Monitoring the monitoring
What is monitoring?
IT Monitoring is about ensuring the availability of business services by checking, at regular intervals, the underlying IT estate which enables said service. The estate may include infrastructure (hardware, networks, storage), middleware, databases, applications, as well as end-user monitoring.
Most mission critical financial services companies deploy enterprise monitoring tools to comprehensively monitor their complete IT estate.
Why is monitoring the monitoring important?
In financial services, especially stock exchanges, banks, brokers and clearing houses, the availability & performance of business services plays a key role in the reputation of their platforms and, hence, retaining and winning clients.
Whilst everybody is aware of the growing reliance organizations are placing on IT services, with each incremental modernization, the potential for IT service disruption, and the associated costs, increases.
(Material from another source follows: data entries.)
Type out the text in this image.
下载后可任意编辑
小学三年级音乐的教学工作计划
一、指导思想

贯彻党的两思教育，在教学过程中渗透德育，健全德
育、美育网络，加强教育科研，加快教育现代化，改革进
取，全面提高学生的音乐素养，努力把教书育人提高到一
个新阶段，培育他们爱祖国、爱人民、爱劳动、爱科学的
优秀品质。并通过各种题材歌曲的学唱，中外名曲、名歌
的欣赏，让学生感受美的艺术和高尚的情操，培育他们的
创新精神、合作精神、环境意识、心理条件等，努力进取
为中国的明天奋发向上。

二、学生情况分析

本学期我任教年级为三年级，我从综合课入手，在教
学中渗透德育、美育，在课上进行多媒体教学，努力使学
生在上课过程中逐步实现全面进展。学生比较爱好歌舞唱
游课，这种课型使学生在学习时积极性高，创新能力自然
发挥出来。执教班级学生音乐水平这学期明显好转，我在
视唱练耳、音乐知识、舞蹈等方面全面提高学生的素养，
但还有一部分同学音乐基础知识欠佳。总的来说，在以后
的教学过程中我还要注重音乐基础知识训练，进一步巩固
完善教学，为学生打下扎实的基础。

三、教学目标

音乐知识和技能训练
Also, any IT service disruption or outage may have stark implications on the reputation of the concerned firm. Not only do organizations then face an uphill task regaining trust but also regulatory scrutiny and fines.
In view of the above, IT service monitoring plays a very important role in avoiding an outage. The reasons pointed to whenever an outage happens are typically:
- The Service was not being monitored (not configured/outdated monitoring).
- Monitoring was configured but not running (script error / config error).
- There were no alerts even though monitoring was in place.
- The alert didn’t catch the attention of the operator.
- The alert was lost in a sea of alerts that day.
Thus, it is critical that we monitor the health of the monitoring system itself to avoid monitoring being one of the root-causes for an outage.
How to monitor the monitoring
We recommend the following 5 basic checks to monitor the monitoring.
Examples of how to in Geneos are given in the screenshots below.
1. Is monitoring working?
Apply check on sampling status of all monitoring services to check that they are working at all times. This can be done by applying a simple severity rule on the sampling status of all services being monitored.
It can be then checked through the sampling status that it is being monitored.
You can monitor in one place all the gateway sampling statuses. This can be done using combination of Gateway Sharing and “Gateway-Sql” plugins.
2. Check if all applications and physical / virtual servers are covered?
Check if all the configured application services are covered. This can be done by using the “Gateway-managedEntitiesData” plugin as shown below. Note that there may be more than one application service (Managed Entity) on a single server.
A rule can be added on the “probeStatus” field to check if a probe’s status is “Up”.
Check if all the physical /virtual servers are covered. This can be done by using the “Gateway-probeData” plugin as shown below.
3. Check License validity.
This can be done by using the “Gateway-licenceUsage” plugin.
4. Visibility of monitoring health
Various troubleshooting decisions, like restarting a process, restarting a module or fail-over to backup, are taken during incident, it is important that the health status of the monitoring estate is available to all who take these decisions.
This can be done by having a placeholder for the underlying monitoring health “Sampling Status” on the mission critical dashboard. As a result, the decision maker knows if he is relying on the correct monitoring data or if there is a break in monitoring services which may be resulting in the alert.
Additionally, one second ticking date time also ensures that the dashboard state is up-to-date and not affected by a local workstation issue.
5. Monitoring reporting & audit
It is important that the monitoring team publish information to stakeholders regarding the following:
- What servers and applications are being monitored.
- Existing issues.
- Critical warning alerts per application and/or server.
- Alerts disabled or snoozed.
- Alert receipts configured (email & mobile) .
Stakeholders can then flag any gaps.